Emily Poznanski Named Director of CEU Press

CEU President and Rector Michael Ignatieff, announced today that Emily Poznanski, current Director of Strategy at the highly respected academic publishing house, De Gruyter in Berlin, will join CEU Press as its new director on February 15th 2021.

Founded in 1993, the Central European University Press (CEU Press) established itself as leader in the history of communism and the transitions to democracy. It is widely seen as the most important English language publishing institution dedicated to research coming out of Central and Eastern Europe. With authors from around the world, CEU Press covers a wide range of subjects in the Humanities and Social Sciences while also bringing to the world books a distinctive regional flavour. 

As Strategic Director, Emily Poznanski played a pivotal role in developing De Gruyter’s Open Access (OA) policies and investment strategies. She has worked with universities and funders worldwide to enable new partnerships for De Gruyter. Poznanski contributed to policy developments across the Open Access landscape, especially in promoting Humanities and Social Science interests in Europe’s Plan S. Prior to working at De Gruyter, she managed a team of editors, building up a multi-disciplinary OA book and journal program at the Polish digital start-up Versita (later bought by De Gruyter).
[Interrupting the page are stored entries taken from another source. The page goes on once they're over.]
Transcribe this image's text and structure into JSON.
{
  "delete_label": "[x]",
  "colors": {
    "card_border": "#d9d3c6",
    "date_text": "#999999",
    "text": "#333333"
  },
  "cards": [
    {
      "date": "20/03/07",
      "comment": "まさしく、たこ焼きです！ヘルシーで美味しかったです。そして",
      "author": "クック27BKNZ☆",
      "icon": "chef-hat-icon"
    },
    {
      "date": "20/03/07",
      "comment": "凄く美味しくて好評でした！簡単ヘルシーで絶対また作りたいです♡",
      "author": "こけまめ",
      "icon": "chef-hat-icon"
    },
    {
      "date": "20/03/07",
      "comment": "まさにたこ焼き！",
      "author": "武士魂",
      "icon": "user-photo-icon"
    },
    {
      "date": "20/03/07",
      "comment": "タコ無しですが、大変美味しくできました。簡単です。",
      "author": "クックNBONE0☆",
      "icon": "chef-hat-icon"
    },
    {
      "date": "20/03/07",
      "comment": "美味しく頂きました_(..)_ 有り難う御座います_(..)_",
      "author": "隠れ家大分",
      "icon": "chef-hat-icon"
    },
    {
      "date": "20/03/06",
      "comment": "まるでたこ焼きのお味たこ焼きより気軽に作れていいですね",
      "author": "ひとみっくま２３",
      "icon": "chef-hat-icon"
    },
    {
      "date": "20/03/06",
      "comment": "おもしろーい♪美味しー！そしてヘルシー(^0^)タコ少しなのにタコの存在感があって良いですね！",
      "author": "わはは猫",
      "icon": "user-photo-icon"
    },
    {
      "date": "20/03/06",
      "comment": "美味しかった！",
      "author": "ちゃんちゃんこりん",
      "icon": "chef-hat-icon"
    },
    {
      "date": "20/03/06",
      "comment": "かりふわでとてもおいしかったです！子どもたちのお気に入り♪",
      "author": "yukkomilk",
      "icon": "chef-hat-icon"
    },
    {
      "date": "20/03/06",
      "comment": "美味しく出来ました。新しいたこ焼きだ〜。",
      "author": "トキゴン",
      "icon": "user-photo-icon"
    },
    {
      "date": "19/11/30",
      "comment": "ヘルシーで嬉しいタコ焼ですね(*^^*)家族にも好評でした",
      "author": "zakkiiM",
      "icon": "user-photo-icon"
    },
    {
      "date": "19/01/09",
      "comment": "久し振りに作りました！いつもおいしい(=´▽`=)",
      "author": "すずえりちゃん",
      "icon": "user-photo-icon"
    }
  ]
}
CEU President and Rector Michael Ignatieff said, “Emily Poznanski brings a host of new skills and experience to CEU Press, especially in the area of Open Access. Under her guidance, we look forward to an expanded CEU Press continuing to impact on a new generation of scholars, policy makers and activists, and to a further era of engagement with, and support for the values of open societies everywhere.”

CEU Press’s Executive Chair, Dr Frances Pinter said, “I’m thrilled that someone with Emily’s talents and perspective is joining the CEU Press. Her vision, creativity and ability to deliver will be a great asset to the CEU Press and to CEU during a time of profound changes in scholarly communications and academic publishing.”